И как верно то, что недавно говорил я сыну Манасии об извечном споре Бога с Сатаной! Как не понять, что спор этот бесплоден, ибо победить окончательно не может ни тот, ни другой. Вынь одного из них из вечной игры жизни, и жизни не будет. Борьба Бога с Сатаной или Сатаны с Богом и есть единственное содержание всей этой пестрой жизни, которая так пьянит смертных. Если нет Сатаны, то нет и Бога, и если нет Бога, то нет и равносильного Ему Сатаны. И на что эта бесплодная борьба их, я не знаю, как не знает никто…»
Но что-то мешало ему сосредоточиться на этих печальных мыслях своих в эту вешнюю ночь. Он опустил калам и нахмурил брови: что такое? В чем дело? И понял: его тревожит мысль о сыне. Мальчик точно сгорает на невидимом огне и — молчит. Затосковало сердце: почему молчит он?

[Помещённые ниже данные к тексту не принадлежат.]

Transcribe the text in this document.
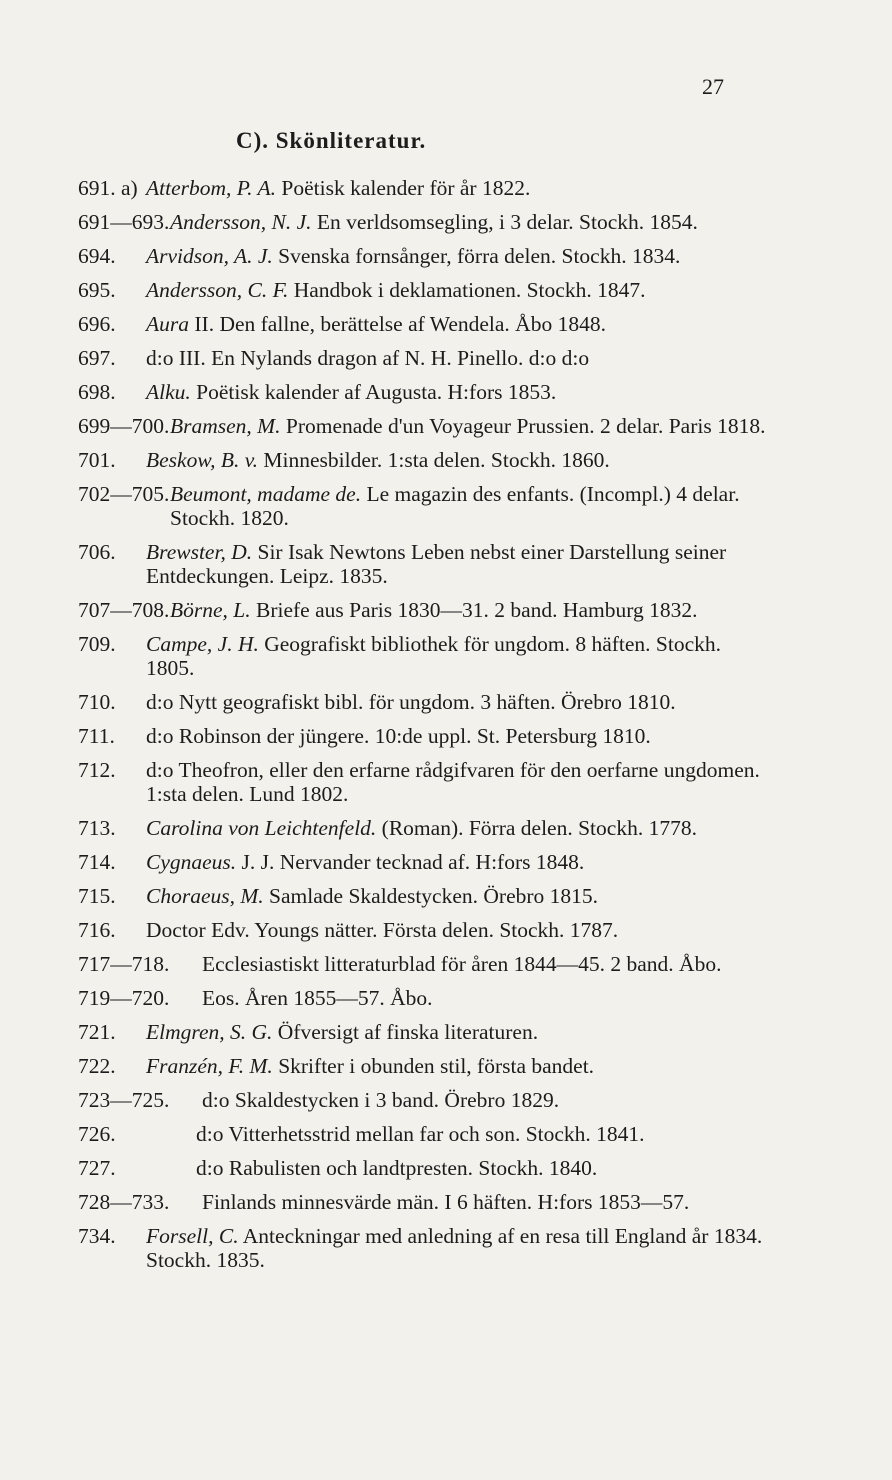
27
C). Skönliteratur.
691. a) Atterbom, P. A. Poëtisk kalender för år 1822.
691—693. Andersson, N. J. En verldsomsegling, i 3 delar. Stockh. 1854.
694.	Arvidson, A. J. Svenska fornsånger, förra delen. Stockh. 1834.
695.	Andersson, C. F. Handbok i deklamationen. Stockh. 1847.
696.	Aura II. Den fallne, berättelse af Wendela. Åbo 1848.
697.	d:o III. En Nylands dragon af N. H. Pinello. d:o d:o
698.	Alku. Poëtisk kalender af Augusta. H:fors 1853.
699—700. Bramsen, M. Promenade d'un Voyageur Prussien. 2 delar. Paris 1818.
701.	Beskow, B. v. Minnesbilder. 1:sta delen. Stockh. 1860.
702—705. Beumont, madame de. Le magazin des enfants. (Incompl.) 4 delar. Stockh. 1820.
706.	Brewster, D. Sir Isak Newtons Leben nebst einer Darstellung seiner Entdeckungen. Leipz. 1835.
707—708. Börne, L. Briefe aus Paris 1830—31. 2 band. Hamburg 1832.
709.	Campe, J. H. Geografiskt bibliothek för ungdom. 8 häften. Stockh. 1805.
710.	d:o Nytt geografiskt bibl. för ungdom. 3 häften. Örebro 1810.
711.	d:o Robinson der jüngere. 10:de uppl. St. Petersburg 1810.
712.	d:o Theofron, eller den erfarne rådgifvaren för den oerfarne ungdomen. 1:sta delen. Lund 1802.
713.	Carolina von Leichtenfeld. (Roman). Förra delen. Stockh. 1778.
714.	Cygnaeus. J. J. Nervander tecknad af. H:fors 1848.
715.	Choraeus, M. Samlade Skaldestycken. Örebro 1815.
716.	Doctor Edv. Youngs nätter. Första delen. Stockh. 1787.
717—718.	Ecclesiastiskt litteraturblad för åren 1844—45. 2 band. Åbo.
719—720.	Eos. Åren 1855—57. Åbo.
721.	Elmgren, S. G. Öfversigt af finska literaturen.
722.	Franzén, F. M. Skrifter i obunden stil, första bandet.
723—725.	d:o Skaldestycken i 3 band. Örebro 1829.
726.	d:o Vitterhetsstrid mellan far och son. Stockh. 1841.
727.	d:o Rabulisten och landtpresten. Stockh. 1840.
728—733.	Finlands minnesvärde män. I 6 häften. H:fors 1853—57.
734.	Forsell, C. Anteckningar med anledning af en resa till England år 1834. Stockh. 1835.
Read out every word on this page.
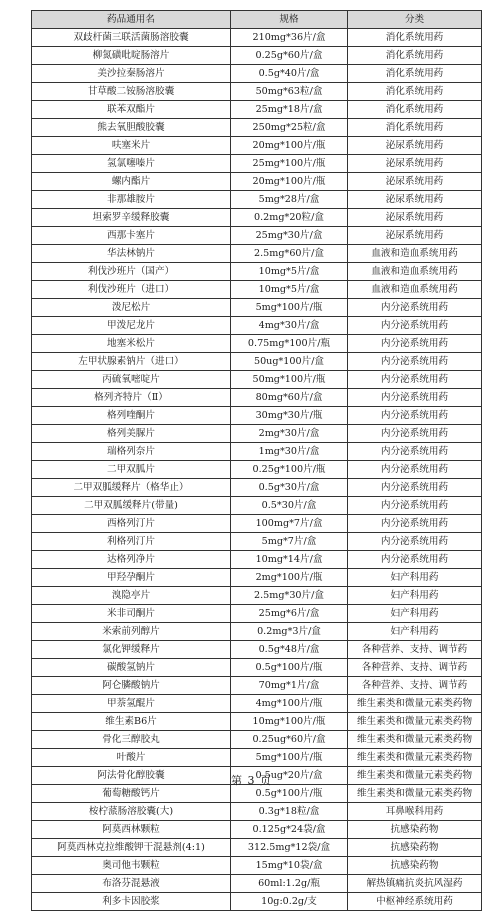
药品通用名	规格	分类
双歧杆菌三联活菌肠溶胶囊	210mg*36片/盒	消化系统用药
柳氮磺吡啶肠溶片	0.25g*60片/盒	消化系统用药
美沙拉秦肠溶片	0.5g*40片/盒	消化系统用药
甘草酸二铵肠溶胶囊	50mg*63粒/盒	消化系统用药
联苯双酯片	25mg*18片/盒	消化系统用药
熊去氧胆酸胶囊	250mg*25粒/盒	消化系统用药
呋塞米片	20mg*100片/瓶	泌尿系统用药
氢氯噻嗪片	25mg*100片/瓶	泌尿系统用药
螺内酯片	20mg*100片/瓶	泌尿系统用药
非那雄胺片	5mg*28片/盒	泌尿系统用药
坦索罗辛缓释胶囊	0.2mg*20粒/盒	泌尿系统用药
西那卡塞片	25mg*30片/盒	泌尿系统用药
华法林钠片	2.5mg*60片/盒	血液和造血系统用药
利伐沙班片（国产）	10mg*5片/盒	血液和造血系统用药
利伐沙班片（进口）	10mg*5片/盒	血液和造血系统用药
泼尼松片	5mg*100片/瓶	内分泌系统用药
甲泼尼龙片	4mg*30片/盒	内分泌系统用药
地塞米松片	0.75mg*100片/瓶	内分泌系统用药
左甲状腺素钠片（进口）	50ug*100片/盒	内分泌系统用药
丙硫氧嘧啶片	50mg*100片/瓶	内分泌系统用药
格列齐特片（Ⅱ）	80mg*60片/盒	内分泌系统用药
格列喹酮片	30mg*30片/瓶	内分泌系统用药
格列美脲片	2mg*30片/盒	内分泌系统用药
瑞格列奈片	1mg*30片/盒	内分泌系统用药
二甲双胍片	0.25g*100片/瓶	内分泌系统用药
二甲双胍缓释片（格华止）	0.5g*30片/盒	内分泌系统用药
二甲双胍缓释片(带量)	0.5*30片/盒	内分泌系统用药
西格列汀片	100mg*7片/盒	内分泌系统用药
利格列汀片	5mg*7片/盒	内分泌系统用药
达格列净片	10mg*14片/盒	内分泌系统用药
甲羟孕酮片	2mg*100片/瓶	妇产科用药
溴隐亭片	2.5mg*30片/盒	妇产科用药
米非司酮片	25mg*6片/盒	妇产科用药
米索前列醇片	0.2mg*3片/盒	妇产科用药
氯化钾缓释片	0.5g*48片/盒	各种营养、支持、调节药
碳酸氢钠片	0.5g*100片/瓶	各种营养、支持、调节药
阿仑膦酸钠片	70mg*1片/盒	各种营养、支持、调节药
甲萘氢醌片	4mg*100片/瓶	维生素类和微量元素类药物
维生素B6片	10mg*100片/瓶	维生素类和微量元素类药物
骨化三醇胶丸	0.25ug*60片/盒	维生素类和微量元素类药物
叶酸片	5mg*100片/瓶	维生素类和微量元素类药物
阿法骨化醇胶囊	0.5ug*20片/盒	维生素类和微量元素类药物
葡萄糖酸钙片	0.5g*100片/瓶	维生素类和微量元素类药物
桉柠蒎肠溶胶囊(大)	0.3g*18粒/盒	耳鼻喉科用药
阿莫西林颗粒	0.125g*24袋/盒	抗感染药物
阿莫西林克拉维酸钾干混悬剂(4:1)	312.5mg*12袋/盒	抗感染药物
奥司他韦颗粒	15mg*10袋/盒	抗感染药物
布洛芬混悬液	60ml:1.2g/瓶	解热镇痛抗炎抗风湿药
利多卡因胶浆	10g:0.2g/支	中枢神经系统用药
第 3 页
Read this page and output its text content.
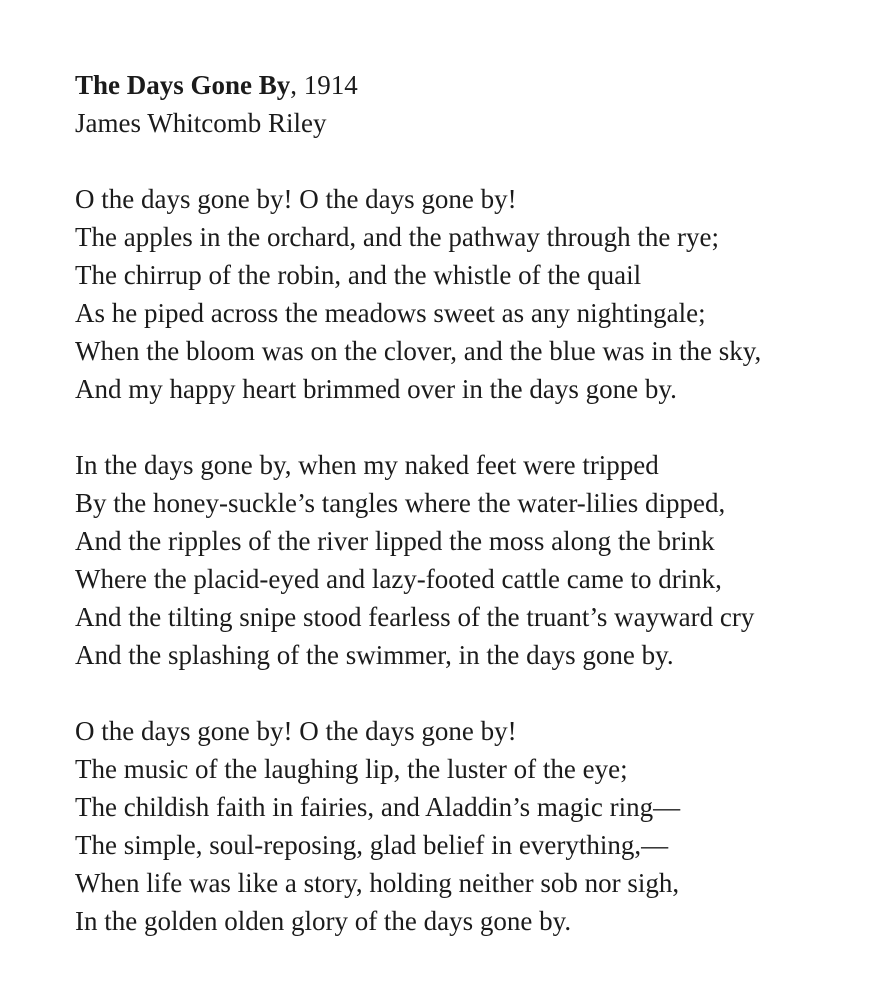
The Days Gone By, 1914
James Whitcomb Riley
O the days gone by! O the days gone by!
The apples in the orchard, and the pathway through the rye;
The chirrup of the robin, and the whistle of the quail
As he piped across the meadows sweet as any nightingale;
When the bloom was on the clover, and the blue was in the sky,
And my happy heart brimmed over in the days gone by.
In the days gone by, when my naked feet were tripped
By the honey-suckle’s tangles where the water-lilies dipped,
And the ripples of the river lipped the moss along the brink
Where the placid-eyed and lazy-footed cattle came to drink,
And the tilting snipe stood fearless of the truant’s wayward cry
And the splashing of the swimmer, in the days gone by.
O the days gone by! O the days gone by!
The music of the laughing lip, the luster of the eye;
The childish faith in fairies, and Aladdin’s magic ring—
The simple, soul-reposing, glad belief in everything,—
When life was like a story, holding neither sob nor sigh,
In the golden olden glory of the days gone by.
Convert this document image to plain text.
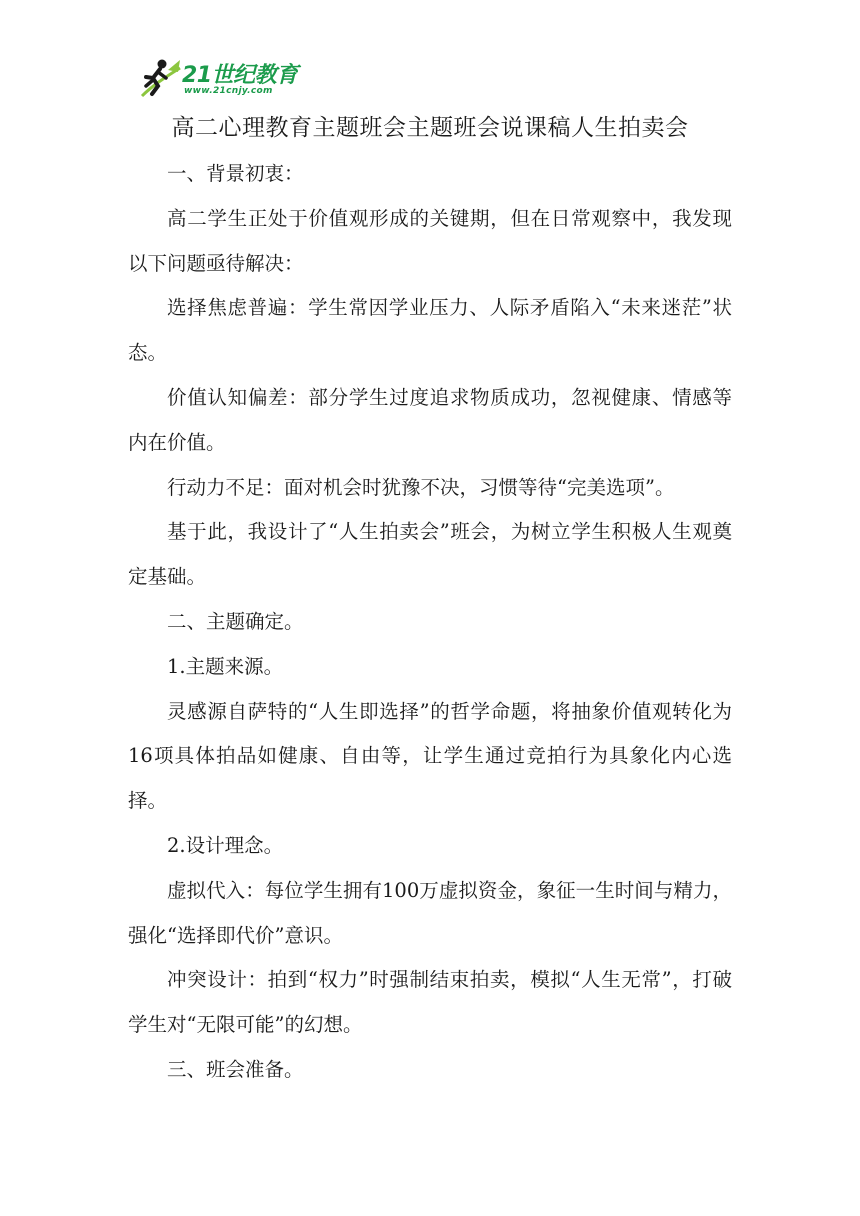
21世纪教育
www.21cnjy.com
高二心理教育主题班会主题班会说课稿人生拍卖会

一、背景初衷：

高二学生正处于价值观形成的关键期，但在日常观察中，我发现以下问题亟待解决：

选择焦虑普遍：学生常因学业压力、人际矛盾陷入“未来迷茫”状态。

价值认知偏差：部分学生过度追求物质成功，忽视健康、情感等内在价值。

行动力不足：面对机会时犹豫不决，习惯等待“完美选项”。

基于此，我设计了“人生拍卖会”班会，为树立学生积极人生观奠定基础。

二、主题确定。

1.主题来源。

灵感源自萨特的“人生即选择”的哲学命题，将抽象价值观转化为16项具体拍品如健康、自由等，让学生通过竞拍行为具象化内心选择。

2.设计理念。

虚拟代入：每位学生拥有100万虚拟资金，象征一生时间与精力，强化“选择即代价”意识。

冲突设计：拍到“权力”时强制结束拍卖，模拟“人生无常”，打破学生对“无限可能”的幻想。

三、班会准备。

И Каиафа, вздохнув, с усилием поднялся с подушек и, взяв маленький, весь заплетенный дорогой резьбой светильник, осторожно, стараясь не шуметь, пошел темными покоями. И, остановившись у дверей сына, прислушался. Юноша стонал и беспокойно метался. Первосвященник осторожно отодвинул тяжелую ковровую завесу — раскинув руки, Манасия тревожно спал на своем ложе. Догорающий светильник слабо освещал бледное, осунувшееся лицо. И в горьком изгибе приоткрылись губы…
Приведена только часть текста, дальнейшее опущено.